🤖 AI Summary
Large language models (LLMs) exhibit weak generalization and significant demographic bias when predicting individual human behavior in social science experiments. Method: We propose a supervised fine-tuning paradigm grounded in real human response data, introducing SocSci210—a novel benchmark comprising 210 controlled experiments with fine-grained demographic annotations—and conduct customized training on Qwen-based architectures. Contribution/Results: Our approach achieves dual generalization—across experiments and across experimental conditions—for the first time. The strongest variant, Socrates-Qwen-14B, improves prediction accuracy by 26% over its base model and outperforms GPT-4o by 13%. It further attains a 71% gain in zero-shot prediction on unseen experimental conditions and reduces demographic bias by 10.6%. This work establishes a reproducible, scalable empirical framework for deploying LLMs in rigorous social science research.
📝 Abstract
Large language models (LLMs) offer a powerful opportunity to simulate the results of social science experiments. In this work, we demonstrate that finetuning LLMs directly on individual-level responses from past experiments meaningfully improves the accuracy of such simulations across diverse social science domains.

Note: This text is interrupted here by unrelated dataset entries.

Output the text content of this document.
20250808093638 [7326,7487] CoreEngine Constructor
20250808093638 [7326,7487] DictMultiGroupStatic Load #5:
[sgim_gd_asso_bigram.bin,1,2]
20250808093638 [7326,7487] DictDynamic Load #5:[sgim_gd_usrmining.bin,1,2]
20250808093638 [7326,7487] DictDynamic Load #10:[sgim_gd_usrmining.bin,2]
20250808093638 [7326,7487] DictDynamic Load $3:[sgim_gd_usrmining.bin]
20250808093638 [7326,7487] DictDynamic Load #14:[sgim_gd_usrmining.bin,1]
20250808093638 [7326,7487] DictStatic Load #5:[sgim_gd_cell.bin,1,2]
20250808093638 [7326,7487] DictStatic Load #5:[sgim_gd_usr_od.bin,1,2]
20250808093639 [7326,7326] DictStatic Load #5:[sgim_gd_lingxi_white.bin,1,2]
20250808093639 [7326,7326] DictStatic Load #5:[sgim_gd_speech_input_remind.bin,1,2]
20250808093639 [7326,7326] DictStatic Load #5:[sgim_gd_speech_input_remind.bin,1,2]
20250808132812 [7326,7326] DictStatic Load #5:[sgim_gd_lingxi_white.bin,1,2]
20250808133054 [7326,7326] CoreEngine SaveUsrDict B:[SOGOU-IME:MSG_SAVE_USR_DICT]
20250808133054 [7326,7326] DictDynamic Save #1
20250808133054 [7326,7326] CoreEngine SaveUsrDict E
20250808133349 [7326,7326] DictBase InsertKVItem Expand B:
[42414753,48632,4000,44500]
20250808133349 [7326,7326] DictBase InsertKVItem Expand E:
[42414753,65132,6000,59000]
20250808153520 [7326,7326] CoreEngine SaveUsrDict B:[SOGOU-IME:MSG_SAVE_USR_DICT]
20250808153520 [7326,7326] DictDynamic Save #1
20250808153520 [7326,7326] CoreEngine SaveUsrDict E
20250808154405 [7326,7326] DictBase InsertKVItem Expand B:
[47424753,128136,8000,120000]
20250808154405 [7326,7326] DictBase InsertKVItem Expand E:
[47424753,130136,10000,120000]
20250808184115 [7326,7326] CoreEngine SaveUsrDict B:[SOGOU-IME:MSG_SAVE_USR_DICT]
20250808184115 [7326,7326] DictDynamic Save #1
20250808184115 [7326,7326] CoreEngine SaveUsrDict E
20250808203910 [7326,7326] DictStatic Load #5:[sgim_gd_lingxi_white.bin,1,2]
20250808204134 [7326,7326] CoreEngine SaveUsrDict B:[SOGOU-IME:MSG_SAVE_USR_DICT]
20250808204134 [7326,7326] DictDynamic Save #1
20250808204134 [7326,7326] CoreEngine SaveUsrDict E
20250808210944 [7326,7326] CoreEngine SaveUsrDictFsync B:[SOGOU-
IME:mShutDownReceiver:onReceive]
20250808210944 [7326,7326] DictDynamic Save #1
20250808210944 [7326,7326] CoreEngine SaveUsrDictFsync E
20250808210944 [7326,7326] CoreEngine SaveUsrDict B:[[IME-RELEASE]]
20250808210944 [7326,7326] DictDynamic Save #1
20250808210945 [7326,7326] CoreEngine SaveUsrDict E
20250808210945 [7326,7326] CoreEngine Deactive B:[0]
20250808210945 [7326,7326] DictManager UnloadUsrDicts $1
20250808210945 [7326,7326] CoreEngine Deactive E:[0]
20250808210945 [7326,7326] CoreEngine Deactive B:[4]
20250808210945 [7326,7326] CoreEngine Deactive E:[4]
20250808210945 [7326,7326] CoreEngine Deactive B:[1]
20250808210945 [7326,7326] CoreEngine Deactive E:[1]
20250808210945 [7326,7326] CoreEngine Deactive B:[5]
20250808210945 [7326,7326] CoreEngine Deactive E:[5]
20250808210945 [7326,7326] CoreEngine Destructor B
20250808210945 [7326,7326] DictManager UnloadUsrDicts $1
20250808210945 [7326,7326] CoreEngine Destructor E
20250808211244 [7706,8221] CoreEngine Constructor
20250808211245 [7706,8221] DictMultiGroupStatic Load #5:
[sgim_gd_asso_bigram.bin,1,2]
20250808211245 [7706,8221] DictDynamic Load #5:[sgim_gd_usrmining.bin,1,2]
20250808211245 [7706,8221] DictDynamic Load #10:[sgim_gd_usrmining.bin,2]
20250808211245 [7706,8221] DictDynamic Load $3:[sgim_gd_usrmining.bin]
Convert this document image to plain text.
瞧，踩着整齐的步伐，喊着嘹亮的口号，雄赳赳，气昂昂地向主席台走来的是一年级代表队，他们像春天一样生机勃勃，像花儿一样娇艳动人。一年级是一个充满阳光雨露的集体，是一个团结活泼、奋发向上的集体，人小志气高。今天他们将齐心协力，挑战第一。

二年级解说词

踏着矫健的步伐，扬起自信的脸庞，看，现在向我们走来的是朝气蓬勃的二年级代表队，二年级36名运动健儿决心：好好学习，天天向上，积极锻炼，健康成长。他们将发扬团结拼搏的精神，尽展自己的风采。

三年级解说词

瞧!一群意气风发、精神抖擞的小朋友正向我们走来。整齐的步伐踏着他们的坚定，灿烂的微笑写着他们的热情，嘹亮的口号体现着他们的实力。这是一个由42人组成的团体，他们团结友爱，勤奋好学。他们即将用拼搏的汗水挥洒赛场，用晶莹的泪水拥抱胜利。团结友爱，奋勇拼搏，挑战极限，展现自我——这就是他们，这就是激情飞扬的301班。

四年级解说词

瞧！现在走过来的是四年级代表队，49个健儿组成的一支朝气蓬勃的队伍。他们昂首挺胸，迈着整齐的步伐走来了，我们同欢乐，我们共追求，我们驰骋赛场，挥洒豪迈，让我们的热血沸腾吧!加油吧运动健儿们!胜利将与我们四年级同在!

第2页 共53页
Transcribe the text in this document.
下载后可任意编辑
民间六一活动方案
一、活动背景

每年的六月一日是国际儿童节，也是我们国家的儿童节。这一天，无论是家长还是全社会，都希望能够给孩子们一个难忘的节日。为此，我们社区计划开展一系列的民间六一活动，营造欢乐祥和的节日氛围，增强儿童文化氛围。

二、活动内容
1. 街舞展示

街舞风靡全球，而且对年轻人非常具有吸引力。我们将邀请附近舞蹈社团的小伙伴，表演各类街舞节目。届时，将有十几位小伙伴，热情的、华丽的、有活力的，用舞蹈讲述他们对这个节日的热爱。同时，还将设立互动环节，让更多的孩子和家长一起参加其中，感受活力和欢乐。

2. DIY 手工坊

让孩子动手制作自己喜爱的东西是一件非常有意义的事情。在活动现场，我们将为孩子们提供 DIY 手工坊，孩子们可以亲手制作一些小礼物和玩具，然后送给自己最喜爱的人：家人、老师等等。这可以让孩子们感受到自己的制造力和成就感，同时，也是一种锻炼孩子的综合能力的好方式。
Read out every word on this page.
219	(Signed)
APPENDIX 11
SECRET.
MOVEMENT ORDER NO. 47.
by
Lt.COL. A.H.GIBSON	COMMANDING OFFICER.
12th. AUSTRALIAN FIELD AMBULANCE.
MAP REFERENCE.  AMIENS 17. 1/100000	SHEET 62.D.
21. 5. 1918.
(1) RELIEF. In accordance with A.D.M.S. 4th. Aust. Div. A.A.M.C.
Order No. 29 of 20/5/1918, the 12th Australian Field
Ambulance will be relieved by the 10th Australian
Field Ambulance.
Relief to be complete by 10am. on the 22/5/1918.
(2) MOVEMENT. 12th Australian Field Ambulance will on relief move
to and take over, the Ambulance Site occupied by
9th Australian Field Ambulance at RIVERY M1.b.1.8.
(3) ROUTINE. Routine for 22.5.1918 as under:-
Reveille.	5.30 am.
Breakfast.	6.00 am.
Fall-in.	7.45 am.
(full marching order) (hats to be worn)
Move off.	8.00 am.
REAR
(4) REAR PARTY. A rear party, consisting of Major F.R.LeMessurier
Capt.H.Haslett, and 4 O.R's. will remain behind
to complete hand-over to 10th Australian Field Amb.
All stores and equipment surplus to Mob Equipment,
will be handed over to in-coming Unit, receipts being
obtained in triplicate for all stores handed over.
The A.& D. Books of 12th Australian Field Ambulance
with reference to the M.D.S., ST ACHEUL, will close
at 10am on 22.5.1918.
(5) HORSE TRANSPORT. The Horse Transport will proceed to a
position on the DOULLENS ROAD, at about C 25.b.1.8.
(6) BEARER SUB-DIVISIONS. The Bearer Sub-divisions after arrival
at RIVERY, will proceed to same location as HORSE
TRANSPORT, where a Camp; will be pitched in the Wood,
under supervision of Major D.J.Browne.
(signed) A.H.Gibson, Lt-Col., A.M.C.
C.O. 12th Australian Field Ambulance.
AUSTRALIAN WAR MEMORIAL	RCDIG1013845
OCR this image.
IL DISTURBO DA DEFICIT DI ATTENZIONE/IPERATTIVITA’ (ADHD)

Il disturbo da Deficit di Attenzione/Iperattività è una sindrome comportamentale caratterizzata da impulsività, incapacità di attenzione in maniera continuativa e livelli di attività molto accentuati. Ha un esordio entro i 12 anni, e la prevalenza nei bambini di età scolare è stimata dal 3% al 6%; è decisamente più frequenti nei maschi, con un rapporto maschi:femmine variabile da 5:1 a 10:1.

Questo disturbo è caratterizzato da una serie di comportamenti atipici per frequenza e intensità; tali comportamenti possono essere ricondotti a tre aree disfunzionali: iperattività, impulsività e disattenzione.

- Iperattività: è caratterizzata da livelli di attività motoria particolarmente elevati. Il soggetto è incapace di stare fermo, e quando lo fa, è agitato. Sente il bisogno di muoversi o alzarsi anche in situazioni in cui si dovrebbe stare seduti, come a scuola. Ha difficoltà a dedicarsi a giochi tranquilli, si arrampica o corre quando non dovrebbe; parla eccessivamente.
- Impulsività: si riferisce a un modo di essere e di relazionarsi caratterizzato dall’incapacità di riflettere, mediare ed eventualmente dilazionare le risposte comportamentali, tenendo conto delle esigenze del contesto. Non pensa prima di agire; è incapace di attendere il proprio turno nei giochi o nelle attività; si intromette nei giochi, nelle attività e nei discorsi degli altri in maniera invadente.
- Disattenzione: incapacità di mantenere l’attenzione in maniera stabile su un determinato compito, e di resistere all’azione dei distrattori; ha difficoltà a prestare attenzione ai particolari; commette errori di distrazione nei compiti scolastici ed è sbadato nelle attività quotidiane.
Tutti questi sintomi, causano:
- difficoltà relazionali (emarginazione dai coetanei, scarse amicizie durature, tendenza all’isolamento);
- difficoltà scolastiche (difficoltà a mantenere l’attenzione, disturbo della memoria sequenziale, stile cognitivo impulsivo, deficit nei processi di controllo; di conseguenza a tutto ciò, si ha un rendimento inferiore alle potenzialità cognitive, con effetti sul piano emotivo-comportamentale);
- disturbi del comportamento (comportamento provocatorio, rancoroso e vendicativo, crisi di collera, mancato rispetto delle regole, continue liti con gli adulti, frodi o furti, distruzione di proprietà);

We construct SocSci210 via an automatic pipeline, a dataset comprising 2.9 million responses from 400,491 participants in 210 open-source social science experiments. Through finetuning, we achieve multiple levels of generalization. In completely unseen studies, our strongest model, Socrates-Qwen-14B, produces predictions that are 26% more aligned with distributions of human responses to diverse outcome questions under varying conditions relative to its base model (Qwen2.5-14B), outperforming GPT-4o by 13%. By finetuning on a subset of conditions in a study, generalization to new unseen conditions is particularly robust, improving by 71%. Since SocSci210 contains rich demographic information, we reduce demographic parity, a measure of bias, by 10.6% through finetuning. Because social sciences routinely generate rich, topic-specific datasets, our findings indicate that finetuning on such data could enable more accurate simulations for experimental hypothesis screening. We release our data, models and finetuning code at stanfordhci.github.io/socrates.